Dusseldorf, 11 (AE) -- O Grupo ThyssenKrupp, maior produtor mundial de aço inoxidável no mundo e quinto maior grupo industrial alemão, está negociando a aquisição de parte dos 18% que o grupo do empresário Benjamin Steinbruch detém na Companhia Siderúrgica Nacional (CSN). Ulrich Middelman, membro do board do grupo alemão, informou que o ThyssenKrupp está interessado em fortalecer sua parceria na CSN, com a qual formou uma joint venture para construir a GalvaSud, no Rio de Jeniero, onde estão sendo investidos US$ 250 milhões.
"Queremos oferecer à CSN a força internacional do Grupo ThyssenKrupp", disse Middelmann na sede da companhia, em Dusseldorf. O executivo, um dos mais importantes do board do grupo alemão, afirmou que as "fases temporárias" de instabilidade econômica no País, que provocaram uma forte alta nas taxas de juros e que abalaram o mercado do setor automobilístico, não afastaram a estratégia do grupo de ampliar a suas parcerias no Brasil. "Não vamos esperar a tormenta passar para fazer nossos investimentos no mercado brasileiro, o qual consideramos um dos mais importantes em termos de perspectivas de crescimento", acrescentou o executivo.
Essa estratégia, por exemplo, não deve limitar-se apenas ao setor siderúrgico e ao petrolífero. Middelmann informou que o ThyssenKrupp deve criar uma nova divisão dentro do grupo que estará voltada a outros interesses, como o gerenciamento de águas e esgoto, no qual já tem uma forte parceria na Europa com a francesa Lyonnais des Eaux. "Estaremos sempre atentos a projetos que tenham uma forte rentabilidade", completou Hans Ulrich Gruber, chairman da ThyssenKrupp Materials & Services, uma das cinco divisões do conglomerado alemão.
Ainda sobre a CSN, Middelmann informou que os fundos de investimentos, entre eles o Previ, estão interessados em contar com um parceiro forte na siderúrgica brasileira. Entretanto, acrescentou, no momento nosso foco é adquirir parte dos 18% do grupo do empresário Steinbruch na CSN", afirmou.
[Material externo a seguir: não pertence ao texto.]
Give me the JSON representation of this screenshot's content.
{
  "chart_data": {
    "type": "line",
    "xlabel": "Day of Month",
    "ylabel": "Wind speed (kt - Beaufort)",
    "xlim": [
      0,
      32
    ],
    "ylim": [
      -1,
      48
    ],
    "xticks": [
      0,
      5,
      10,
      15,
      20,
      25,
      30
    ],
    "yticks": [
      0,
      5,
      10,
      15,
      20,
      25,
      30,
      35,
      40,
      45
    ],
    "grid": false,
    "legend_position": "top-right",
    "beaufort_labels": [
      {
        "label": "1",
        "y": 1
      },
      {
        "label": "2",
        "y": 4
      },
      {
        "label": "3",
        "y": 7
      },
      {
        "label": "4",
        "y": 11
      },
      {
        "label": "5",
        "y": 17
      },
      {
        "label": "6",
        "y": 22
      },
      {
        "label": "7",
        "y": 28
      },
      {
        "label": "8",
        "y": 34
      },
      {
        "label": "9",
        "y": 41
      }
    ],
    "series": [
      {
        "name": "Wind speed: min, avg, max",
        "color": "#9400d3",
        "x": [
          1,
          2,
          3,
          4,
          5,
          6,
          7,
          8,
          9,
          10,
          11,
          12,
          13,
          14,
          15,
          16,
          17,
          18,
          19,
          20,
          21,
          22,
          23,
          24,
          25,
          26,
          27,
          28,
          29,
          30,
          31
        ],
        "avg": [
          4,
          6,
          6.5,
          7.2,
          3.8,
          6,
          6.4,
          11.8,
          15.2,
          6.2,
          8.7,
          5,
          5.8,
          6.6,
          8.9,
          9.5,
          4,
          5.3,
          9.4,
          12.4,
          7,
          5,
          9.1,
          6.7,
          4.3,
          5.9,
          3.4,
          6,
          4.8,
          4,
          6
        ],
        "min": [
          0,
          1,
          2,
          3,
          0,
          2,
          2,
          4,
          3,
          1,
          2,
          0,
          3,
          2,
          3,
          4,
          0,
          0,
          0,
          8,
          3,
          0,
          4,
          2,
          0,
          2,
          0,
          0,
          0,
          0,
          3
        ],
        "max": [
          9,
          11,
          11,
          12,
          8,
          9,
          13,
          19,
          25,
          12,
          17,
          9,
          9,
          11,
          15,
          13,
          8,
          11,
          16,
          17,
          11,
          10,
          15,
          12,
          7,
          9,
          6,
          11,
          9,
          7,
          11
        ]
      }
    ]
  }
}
Middelmann preferiu não antecipar qual o porcentual dessa participação e limitou-se a informar que, no meio dessas negociações, estão sendo cogitadas várias opções. "Estamos interessados em uma ligação conveniente com a CSN, razão pela qual o porcentual não é importante agora", acrescentou.
Em maio do ano passado, o Thyssen Kruppp e a CSN formaram uma joint para construir a GlavaSud, que se encontra em estágio inicial de construção. A operação da fábrica está prevista para o final do próximo, quando a deverá começar a produzir 350 mil toneladas de aço galvanizado e que serão destinadas exclusivamente para a indústria automobilística. Nesse projeto, um dos últimos e mais importantes investimentos feitos no Brasil nos últimos 12 meses, o ThyssenKrupp mantém 49% de participação e a CSN, 51%.
No ano passado, o grupo alemão faturou 69 bilhões de marcos alemães (US$ 40,6 bilhões), dos quais US$ 27,3 bilhões na Europa, US$ 6,7 bilhões nos EUA, México e Canadá, US$ 1,1 bilhão na América do Sul e os restantes na ásia e no Leste Euroepeu. Indagado sobre o fato de só agora o ThyssenKrupp estar interessado no setor siderúrgico brasileiro, Middelmann disse que a empresa não teve interesse de tomar uma posição majoritária das companhias brasileiras durante o processo de privatização. "Naquele momento, parecia ser ineficiente entrar nesse setor, além de as empresas estarem muito caras", argumentou Middelmann. De acordo com ele, a idéia agora é fortalecer, de forma mútua, as duas companhias.